Fernand Léger, La Partie de Campagne, 1954
Fernand Léger, La partie de campagne, huile sur toile, 1954

La partie de campagne

This painting is the final version of three variations on this theme that meant a lot to the painter which celebrates social news in this case, paid holiday having been introduced. Léger also took on Le déjeuner sur l’herbe by Edouard Manet which created a scandal in 1863, particularly because the central group showed a naked woman in a landscape, next to clothed men. Here he abandoned the fragmentation of space found in the analytic cubism of 1912 to depict a scene of outdoors leisure – not without an element of derision – where you can tell that everything is not all going according to plan. The landscape is the opposite of naturalism, constructed in particular thanks to the theory of “free colour”, closed by a Japanese tree on the right, and is represented with signs, the sun and summer air by joyful colourful flat tints overlaid transparently on black linear figures, and with no connection between them.

Fernand Léger (1881-1955)

It was in May 1949, with the “Abstract Art” exhibition organised at the Galerie Maeght in Paris by Andry-Farcy, curator at the musée de Grenoble, and Michel Seuphor, which started off the collaboration between Fernand Léger and Aimé Maeght.

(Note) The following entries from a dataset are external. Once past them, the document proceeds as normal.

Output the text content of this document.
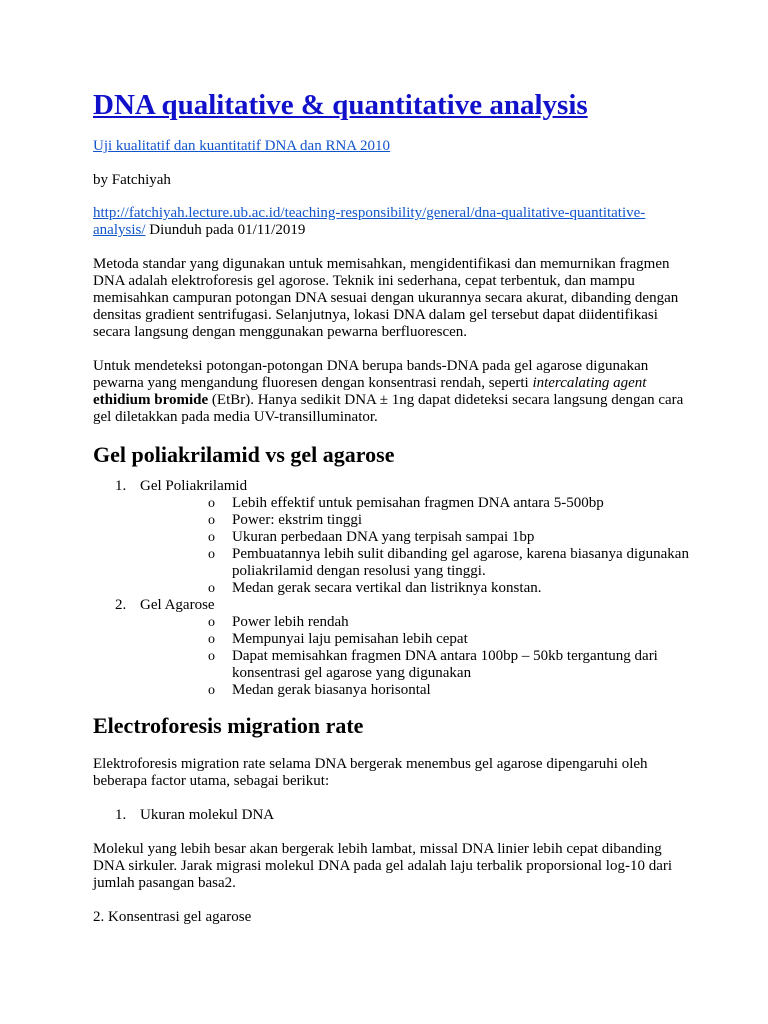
DNA qualitative & quantitative analysis

Uji kualitatif dan kuantitatif DNA dan RNA 2010

by Fatchiyah

http://fatchiyah.lecture.ub.ac.id/teaching-responsibility/general/dna-qualitative-quantitative-
analysis/ Diunduh pada 01/11/2019

Metoda standar yang digunakan untuk memisahkan, mengidentifikasi dan memurnikan fragmen DNA adalah elektroforesis gel agorose. Teknik ini sederhana, cepat terbentuk, dan mampu memisahkan campuran potongan DNA sesuai dengan ukurannya secara akurat, dibanding dengan densitas gradient sentrifugasi. Selanjutnya, lokasi DNA dalam gel tersebut dapat diidentifikasi secara langsung dengan menggunakan pewarna berfluorescen.

Untuk mendeteksi potongan-potongan DNA berupa bands-DNA pada gel agarose digunakan pewarna yang mengandung fluoresen dengan konsentrasi rendah, seperti intercalating agent ethidium bromide (EtBr). Hanya sedikit DNA ± 1ng dapat dideteksi secara langsung dengan cara gel diletakkan pada media UV-transilluminator.

Gel poliakrilamid vs gel agarose
1. Gel Poliakrilamid
o Lebih effektif untuk pemisahan fragmen DNA antara 5-500bp
o Power: ekstrim tinggi
o Ukuran perbedaan DNA yang terpisah sampai 1bp
o Pembuatannya lebih sulit dibanding gel agarose, karena biasanya digunakan poliakrilamid dengan resolusi yang tinggi.
o Medan gerak secara vertikal dan listriknya konstan.
2. Gel Agarose
o Power lebih rendah
o Mempunyai laju pemisahan lebih cepat
o Dapat memisahkan fragmen DNA antara 100bp – 50kb tergantung dari konsentrasi gel agarose yang digunakan
o Medan gerak biasanya horisontal
Electroforesis migration rate

Elektroforesis migration rate selama DNA bergerak menembus gel agarose dipengaruhi oleh beberapa factor utama, sebagai berikut:

1. Ukuran molekul DNA

Molekul yang lebih besar akan bergerak lebih lambat, missal DNA linier lebih cepat dibanding DNA sirkuler. Jarak migrasi molekul DNA pada gel adalah laju terbalik proporsional log-10 dari jumlah pasangan basa2.

2. Konsentrasi gel agarose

And it was on the recommendation of Fernand Léger that Marguerite and Aimé Maeght visited the United States, to overcome their grief following the death of their youngest son Bernard. After visiting several American foundations – Barnes, Philips, Guggenheim – they decided to create a place where they could bring their collection together and provide a place for their artist friends to work together and discuss ideas.